Defensor da agricultura de subsistência, ele pretende ampliar suas atividades com o cultivo
de verduras, legumes e uma granja. "Também quero plantar árvores que dão flores e fazer melhorias no espaço. Minha vontade é morar aqui, mas não tem
iluminação e o acesso é muito difícil".
Do solo que mantém a mulher e os três filhos, o agricultor também capta a água proveniente
de duas nascentes. "Em casa só bebemos essa água. É tão boa quanto as bananas, diferentes das que vemos na feira. As do meu sítio são doces".
Enquanto briga por melhorias no Morro do Saboó, Inocêncio afirma não trocar a atividades por
nada e atribui ao trabalho no "campo" a excelente condição física que esbanja. "Subo e desço esse morro o tempo todo levando um carrinho de mão
cheio de bananas", falou ele, que vende 15 bananas a R$ 1,00.

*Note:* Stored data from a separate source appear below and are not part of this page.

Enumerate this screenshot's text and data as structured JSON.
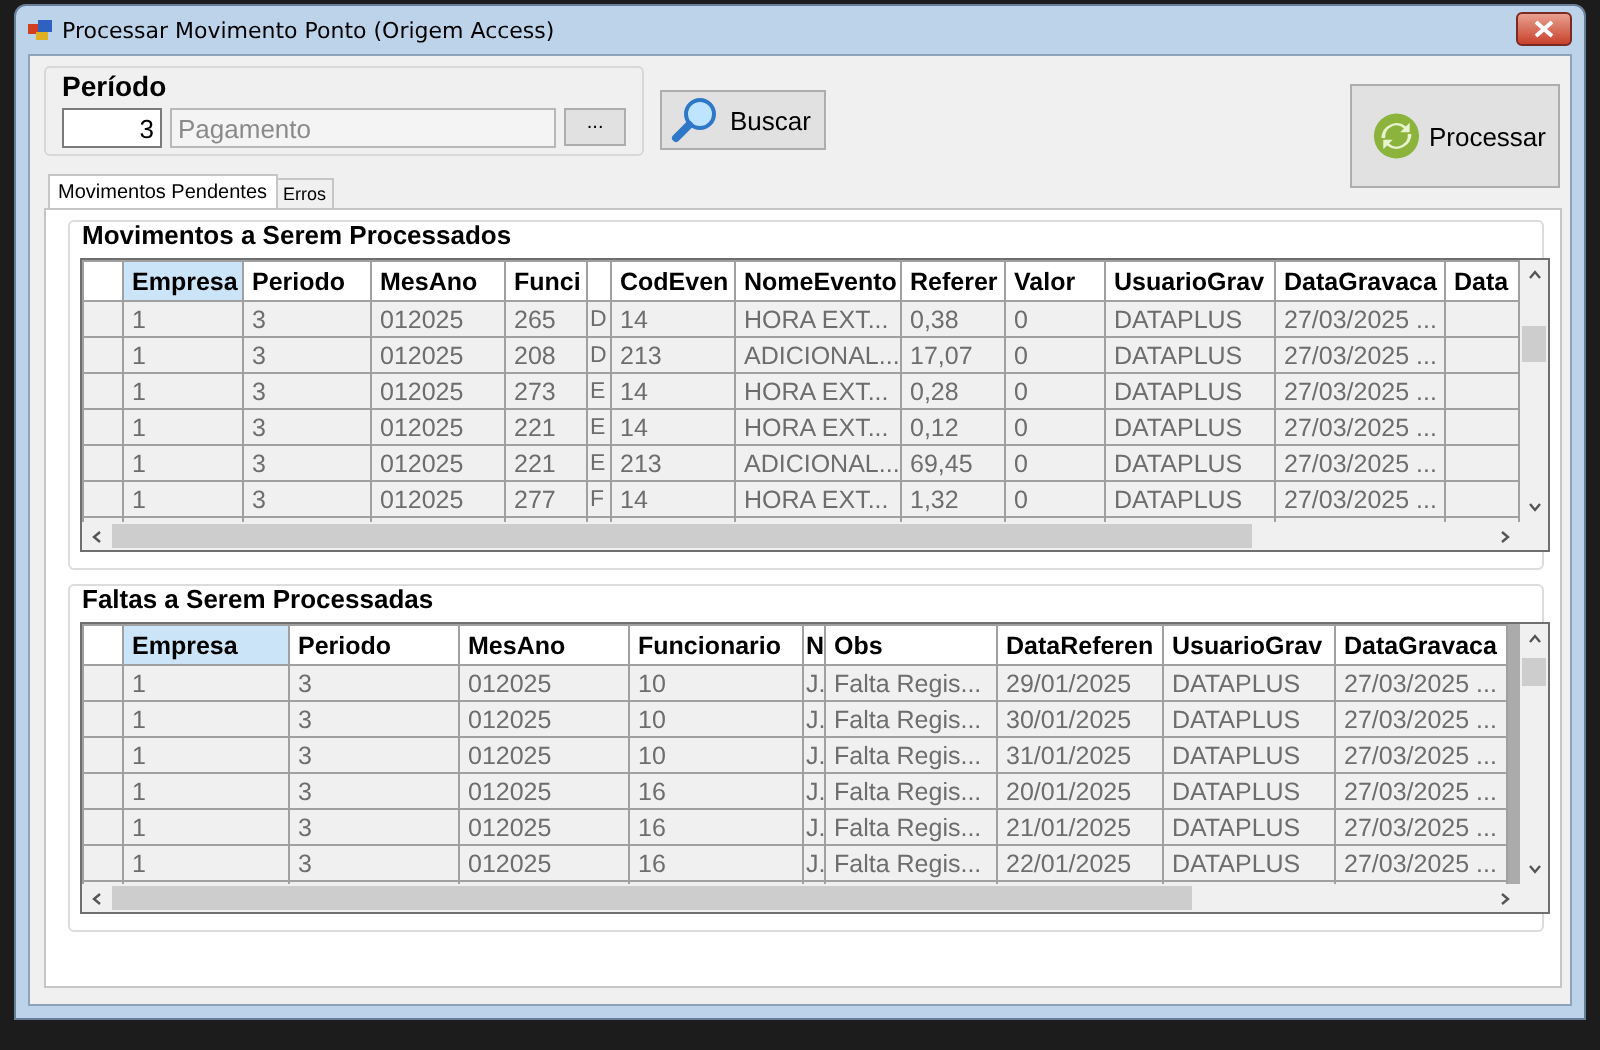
{
  "window": {
    "title": "Processar Movimento Ponto (Origem Access)"
  },
  "period": {
    "label": "Período",
    "number": "3",
    "description": {
      "value": "Pagamento",
      "disabled": true
    },
    "lookup_button": "..."
  },
  "search_button": "Buscar",
  "process_button": "Processar",
  "tabs": [
    {
      "label": "Movimentos Pendentes",
      "selected": true
    },
    {
      "label": "Erros",
      "selected": false
    }
  ],
  "movements": {
    "title": "Movimentos a Serem Processados",
    "table": {
      "columns": [
        {
          "label": "Empresa",
          "selected": true
        },
        {
          "label": "Periodo",
          "selected": false
        },
        {
          "label": "MesAno",
          "selected": false
        },
        {
          "label": "Funci",
          "selected": false
        },
        {
          "selected": false
        },
        {
          "label": "CodEven",
          "selected": false
        },
        {
          "label": "NomeEvento",
          "selected": false
        },
        {
          "label": "Referer",
          "selected": false
        },
        {
          "label": "Valor",
          "selected": false
        },
        {
          "label": "UsuarioGrav",
          "selected": false
        },
        {
          "label": "DataGravaca",
          "selected": false
        },
        {
          "label": "Data",
          "selected": false
        }
      ],
      "rows": [
        [
          "1",
          "3",
          "012025",
          "265",
          "D",
          "14",
          "HORA EXT...",
          "0,38",
          "0",
          "DATAPLUS",
          "27/03/2025 ..."
        ],
        [
          "1",
          "3",
          "012025",
          "208",
          "D",
          "213",
          "ADICIONAL...",
          "17,07",
          "0",
          "DATAPLUS",
          "27/03/2025 ..."
        ],
        [
          "1",
          "3",
          "012025",
          "273",
          "E",
          "14",
          "HORA EXT...",
          "0,28",
          "0",
          "DATAPLUS",
          "27/03/2025 ..."
        ],
        [
          "1",
          "3",
          "012025",
          "221",
          "E",
          "14",
          "HORA EXT...",
          "0,12",
          "0",
          "DATAPLUS",
          "27/03/2025 ..."
        ],
        [
          "1",
          "3",
          "012025",
          "221",
          "E",
          "213",
          "ADICIONAL...",
          "69,45",
          "0",
          "DATAPLUS",
          "27/03/2025 ..."
        ],
        [
          "1",
          "3",
          "012025",
          "277",
          "F",
          "14",
          "HORA EXT...",
          "1,32",
          "0",
          "DATAPLUS",
          "27/03/2025 ..."
        ]
      ]
    }
  },
  "absences": {
    "title": "Faltas a Serem Processadas",
    "table": {
      "columns": [
        {
          "label": "Empresa",
          "selected": true
        },
        {
          "label": "Periodo",
          "selected": false
        },
        {
          "label": "MesAno",
          "selected": false
        },
        {
          "label": "Funcionario",
          "selected": false
        },
        {
          "label": "N",
          "selected": false
        },
        {
          "label": "Obs",
          "selected": false
        },
        {
          "label": "DataReferen",
          "selected": false
        },
        {
          "label": "UsuarioGrav",
          "selected": false
        },
        {
          "label": "DataGravaca",
          "selected": false
        }
      ],
      "rows": [
        [
          "1",
          "3",
          "012025",
          "10",
          "J.",
          "Falta Regis...",
          "29/01/2025",
          "DATAPLUS",
          "27/03/2025 ..."
        ],
        [
          "1",
          "3",
          "012025",
          "10",
          "J.",
          "Falta Regis...",
          "30/01/2025",
          "DATAPLUS",
          "27/03/2025 ..."
        ],
        [
          "1",
          "3",
          "012025",
          "10",
          "J.",
          "Falta Regis...",
          "31/01/2025",
          "DATAPLUS",
          "27/03/2025 ..."
        ],
        [
          "1",
          "3",
          "012025",
          "16",
          "J.",
          "Falta Regis...",
          "20/01/2025",
          "DATAPLUS",
          "27/03/2025 ..."
        ],
        [
          "1",
          "3",
          "012025",
          "16",
          "J.",
          "Falta Regis...",
          "21/01/2025",
          "DATAPLUS",
          "27/03/2025 ..."
        ],
        [
          "1",
          "3",
          "012025",
          "16",
          "J.",
          "Falta Regis...",
          "22/01/2025",
          "DATAPLUS",
          "27/03/2025 ..."
        ]
      ]
    }
  }
}
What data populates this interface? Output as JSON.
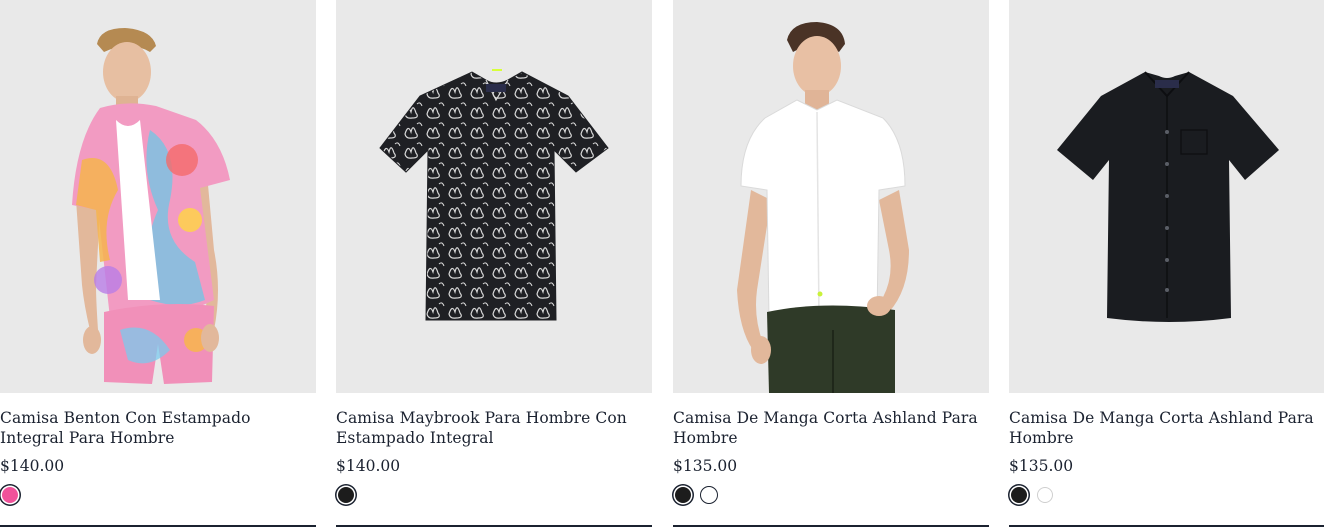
{
  "products": [
    {
      "title": "Camisa Benton Con Estampado Integral Para Hombre",
      "price": "$140.00",
      "swatches": [
        {
          "color": "#f0529a",
          "selected": true
        }
      ],
      "image": "model-wearing-pink-floral-print-shirt-and-shorts"
    },
    {
      "title": "Camisa Maybrook Para Hombre Con Estampado Integral",
      "price": "$140.00",
      "swatches": [
        {
          "color": "#1c1c1c",
          "selected": true
        }
      ],
      "image": "black-and-white-bunny-print-shirt"
    },
    {
      "title": "Camisa De Manga Corta Ashland Para Hombre",
      "price": "$135.00",
      "swatches": [
        {
          "color": "#1c1c1c",
          "selected": true
        },
        {
          "color": "#ffffff",
          "selected": false
        }
      ],
      "image": "model-wearing-white-short-sleeve-shirt"
    },
    {
      "title": "Camisa De Manga Corta Ashland Para Hombre",
      "price": "$135.00",
      "swatches": [
        {
          "color": "#1c1c1c",
          "selected": true
        },
        {
          "color": "#ffffff",
          "selected": false
        }
      ],
      "image": "black-short-sleeve-shirt"
    }
  ]
}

Inocêncio (à esq.) vende bananas na Vila Progresso; Celesto cultiva vários tipos da fruta
Foto: Alberto Marques, publicada com a matéria
Solo nos morros é bom para a atividade
Áreas de morros da Cidade são as únicas onde a atividade rural tende a prosperar por estarem
acima do nível do mar. A análise do engenheiro agrônomo Jaime Caettano explica porque a agricultura ainda é um remanescente da tradição presente
nesses pontos de Santos.
Segundo o especialista, Santos já teve três milhões de bananeiras entre 1905 e 1911, período
em que as plantações se estenderam para o Litoral Sul e Vale do Ribeira.
No entanto, com o crescimento das atividades portuárias e a profissionalização da pesca, os
trabalhadores abandonaram as plantações da Cidade e migraram para a área que remunerava melhor. "Os peixes eram mais lucrativos e foi daqui que
partiu o primeiro barco a motor utilizado na pesca profissional".
Além disso, conforme Caettano, o solo santista é pobre para a agricultura, por conta da alta
umidade, ideal para o desenvolvimento de mangues.
"Nossas terras são ácidas e os solos são encharcados. Para a agricultura não ser um fiasco,
a terra precisa de baixa drenagem. Por isso, os imigrantes que se dedicavam às plantações passavam reto por Santos".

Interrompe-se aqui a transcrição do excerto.